Long story short, I lost everything except my gamertag which I got from recover gamertag. After the incident, I started to do strenuous research resulting in a couple finds including
http://www.ehow.com/how_2080168_connect-xbox-computer-transfer-data.html
and
http://us.codejunkies.com/support/article.aspx?article_id=272.

I have made sure I didnt overwrite my lost data, and still nothing is working. I rather not pay money, mod my xbox (as i just got it) ,or actually break open my hardrive. Thanks for your time and patience.


----------



## Elvenleader3

I don't think there is any way to get it back. I remember some people having the same exact problem. 

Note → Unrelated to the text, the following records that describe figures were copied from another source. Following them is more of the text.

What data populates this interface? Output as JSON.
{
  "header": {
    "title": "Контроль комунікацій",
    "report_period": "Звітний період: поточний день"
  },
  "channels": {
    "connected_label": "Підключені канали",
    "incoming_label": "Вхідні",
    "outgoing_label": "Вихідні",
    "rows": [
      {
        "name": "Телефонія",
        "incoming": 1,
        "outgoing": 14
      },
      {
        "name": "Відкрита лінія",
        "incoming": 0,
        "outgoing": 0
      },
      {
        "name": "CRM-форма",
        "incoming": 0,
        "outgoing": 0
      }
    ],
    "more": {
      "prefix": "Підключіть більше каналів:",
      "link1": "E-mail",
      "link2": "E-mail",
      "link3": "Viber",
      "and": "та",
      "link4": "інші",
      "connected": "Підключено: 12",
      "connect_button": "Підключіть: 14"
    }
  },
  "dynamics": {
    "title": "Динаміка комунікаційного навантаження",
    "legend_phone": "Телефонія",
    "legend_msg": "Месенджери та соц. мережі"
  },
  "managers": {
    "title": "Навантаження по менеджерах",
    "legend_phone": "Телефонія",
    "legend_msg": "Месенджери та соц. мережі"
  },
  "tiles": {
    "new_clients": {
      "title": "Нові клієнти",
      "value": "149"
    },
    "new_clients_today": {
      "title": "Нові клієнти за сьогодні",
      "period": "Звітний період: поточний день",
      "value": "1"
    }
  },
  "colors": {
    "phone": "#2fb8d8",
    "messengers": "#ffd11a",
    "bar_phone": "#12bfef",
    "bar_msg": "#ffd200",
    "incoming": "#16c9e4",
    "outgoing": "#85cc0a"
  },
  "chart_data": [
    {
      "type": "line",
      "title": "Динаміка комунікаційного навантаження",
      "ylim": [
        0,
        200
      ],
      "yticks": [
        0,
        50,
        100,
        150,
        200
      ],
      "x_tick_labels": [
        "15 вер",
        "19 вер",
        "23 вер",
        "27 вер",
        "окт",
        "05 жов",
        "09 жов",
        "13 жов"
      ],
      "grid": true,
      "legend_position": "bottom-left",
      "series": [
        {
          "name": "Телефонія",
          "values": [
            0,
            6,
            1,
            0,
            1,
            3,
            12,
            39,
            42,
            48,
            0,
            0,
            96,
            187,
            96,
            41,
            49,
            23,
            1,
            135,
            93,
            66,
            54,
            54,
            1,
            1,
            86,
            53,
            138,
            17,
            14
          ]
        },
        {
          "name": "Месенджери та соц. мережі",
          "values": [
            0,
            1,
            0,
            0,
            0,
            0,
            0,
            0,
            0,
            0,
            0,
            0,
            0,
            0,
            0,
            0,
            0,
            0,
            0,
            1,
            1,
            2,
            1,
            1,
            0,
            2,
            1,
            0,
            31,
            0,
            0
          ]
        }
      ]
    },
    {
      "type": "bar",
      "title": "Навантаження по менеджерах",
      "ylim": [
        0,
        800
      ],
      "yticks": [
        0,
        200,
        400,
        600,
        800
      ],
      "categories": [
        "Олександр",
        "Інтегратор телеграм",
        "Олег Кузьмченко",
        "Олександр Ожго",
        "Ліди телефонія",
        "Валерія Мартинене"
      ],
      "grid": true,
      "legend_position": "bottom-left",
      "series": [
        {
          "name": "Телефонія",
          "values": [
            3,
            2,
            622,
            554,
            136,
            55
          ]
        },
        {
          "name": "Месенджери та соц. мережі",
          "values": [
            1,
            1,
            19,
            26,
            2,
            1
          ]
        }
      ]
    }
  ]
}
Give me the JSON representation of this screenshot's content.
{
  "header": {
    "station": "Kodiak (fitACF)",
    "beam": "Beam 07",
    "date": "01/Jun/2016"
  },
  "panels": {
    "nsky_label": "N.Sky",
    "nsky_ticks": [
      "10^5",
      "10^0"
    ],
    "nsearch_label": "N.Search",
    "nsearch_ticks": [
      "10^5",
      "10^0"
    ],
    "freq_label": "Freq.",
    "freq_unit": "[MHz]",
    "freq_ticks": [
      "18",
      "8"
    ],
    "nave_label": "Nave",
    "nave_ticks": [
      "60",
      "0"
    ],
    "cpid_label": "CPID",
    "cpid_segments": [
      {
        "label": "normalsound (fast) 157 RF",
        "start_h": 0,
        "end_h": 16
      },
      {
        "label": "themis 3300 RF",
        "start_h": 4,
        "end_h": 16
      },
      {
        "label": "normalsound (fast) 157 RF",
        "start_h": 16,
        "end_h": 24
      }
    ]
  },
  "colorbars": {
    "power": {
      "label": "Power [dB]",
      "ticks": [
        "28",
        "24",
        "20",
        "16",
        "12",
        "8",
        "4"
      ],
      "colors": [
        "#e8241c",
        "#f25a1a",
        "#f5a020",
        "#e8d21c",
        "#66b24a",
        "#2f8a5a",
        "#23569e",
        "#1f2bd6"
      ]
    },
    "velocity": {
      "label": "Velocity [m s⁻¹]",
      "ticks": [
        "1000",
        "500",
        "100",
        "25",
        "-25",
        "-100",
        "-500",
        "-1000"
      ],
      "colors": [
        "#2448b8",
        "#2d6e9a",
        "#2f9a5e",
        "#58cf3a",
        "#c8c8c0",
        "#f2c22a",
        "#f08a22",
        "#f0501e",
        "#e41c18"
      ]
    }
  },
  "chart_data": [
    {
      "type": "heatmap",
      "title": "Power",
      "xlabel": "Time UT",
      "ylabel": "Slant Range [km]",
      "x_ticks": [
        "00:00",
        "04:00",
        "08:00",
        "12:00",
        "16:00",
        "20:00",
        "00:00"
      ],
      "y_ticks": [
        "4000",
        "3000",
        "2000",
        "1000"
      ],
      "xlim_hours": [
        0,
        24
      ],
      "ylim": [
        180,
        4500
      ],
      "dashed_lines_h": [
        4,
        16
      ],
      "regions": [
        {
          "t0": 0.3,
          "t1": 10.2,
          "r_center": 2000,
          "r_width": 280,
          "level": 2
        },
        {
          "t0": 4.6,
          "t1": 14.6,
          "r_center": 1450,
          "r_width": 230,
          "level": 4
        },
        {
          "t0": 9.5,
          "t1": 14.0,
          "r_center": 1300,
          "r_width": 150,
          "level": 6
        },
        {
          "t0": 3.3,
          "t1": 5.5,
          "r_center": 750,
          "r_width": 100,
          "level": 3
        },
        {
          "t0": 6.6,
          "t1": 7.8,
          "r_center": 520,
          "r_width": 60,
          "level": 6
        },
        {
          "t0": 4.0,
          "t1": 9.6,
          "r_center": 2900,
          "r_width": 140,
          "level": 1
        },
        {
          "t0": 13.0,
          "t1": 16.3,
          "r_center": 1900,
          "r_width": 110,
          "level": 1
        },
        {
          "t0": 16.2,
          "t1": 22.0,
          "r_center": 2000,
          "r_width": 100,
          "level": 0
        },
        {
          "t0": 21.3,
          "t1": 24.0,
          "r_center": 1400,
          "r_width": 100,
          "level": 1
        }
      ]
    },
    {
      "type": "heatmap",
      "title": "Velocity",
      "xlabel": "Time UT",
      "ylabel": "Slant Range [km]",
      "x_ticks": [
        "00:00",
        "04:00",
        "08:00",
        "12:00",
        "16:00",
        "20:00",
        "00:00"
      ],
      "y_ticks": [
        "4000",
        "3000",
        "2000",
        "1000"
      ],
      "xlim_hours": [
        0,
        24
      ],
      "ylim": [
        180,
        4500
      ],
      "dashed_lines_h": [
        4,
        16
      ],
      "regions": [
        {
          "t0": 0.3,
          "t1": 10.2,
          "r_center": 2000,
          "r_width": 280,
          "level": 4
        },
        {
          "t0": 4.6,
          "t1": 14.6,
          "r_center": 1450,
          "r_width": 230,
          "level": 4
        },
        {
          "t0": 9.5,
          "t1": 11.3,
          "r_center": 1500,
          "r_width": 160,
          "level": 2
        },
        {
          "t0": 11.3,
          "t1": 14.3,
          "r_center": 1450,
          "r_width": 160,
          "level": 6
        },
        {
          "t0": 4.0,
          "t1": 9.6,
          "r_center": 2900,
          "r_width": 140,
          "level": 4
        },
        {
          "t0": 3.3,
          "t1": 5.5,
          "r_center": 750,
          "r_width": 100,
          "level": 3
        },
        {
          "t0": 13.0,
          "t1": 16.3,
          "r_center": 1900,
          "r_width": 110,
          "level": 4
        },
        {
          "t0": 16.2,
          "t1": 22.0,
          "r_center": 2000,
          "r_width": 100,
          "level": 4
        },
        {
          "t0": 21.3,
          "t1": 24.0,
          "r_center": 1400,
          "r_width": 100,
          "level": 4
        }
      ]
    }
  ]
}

The only way to prevent it from happening again is to make sure you know what you are clicking before you delete. You were probably better off just moving the files instead of copying them so you didn't have to delete them.


----------



## starclimber1928

I am pretty sure there is though. have you heard of Computer Therensics? I have heard of people getting it back, but I just need some help to get it.


----------



## Elvenleader3

Actually, no, I haven't heard of Computer Therensics. I couldn't find anything on it, so if you could give me a link.


----------



## starclimber1928

I really dont know much about it myself. All I knlow is that it has something to do with the fact that once something is deleted, there is still a very small piece of it remaining. Thats how programs like recover your files get ur files back and stuff.


----------



## Elvenleader3

Like a system restore? I don't think that's really possible here, considering that you didn't back up the files anywhere.


----------



## Aus_Karlos

As the Xbox 360 formats its HDDs in FAT32 you can take it out and install the HDD into a PC (Do not Format), then use free recovery software to find the data you have deleted and restore it to its original directory. If it does find anything you will need to restore the files to your PC's HDD for the time been as you cannot write to the sectors of the HDD its trying to recover from. You may override other data you need to recover.

This method should work as PCs use FAT32 file systems. However data recovery is not very good with FAT32 (technical info)... Best of luck though...

Also try not to install/or copy files to the Xbox 360 HDD you my override your files.


----------



## harri506

Actually its data forensics and yes it is the restoration of "erased" data. Hook it up to your PC and look for a software i believe is called "diskinternals uneraser" it should bring your temp deleted files back.

Best of luck!


----------



## ebackhus

I thought the 360 used a format similar to MacOS.


----------



## harri506

Nope its FAT32 that's why it takes 4GB+ games so easily... In most cases...


----------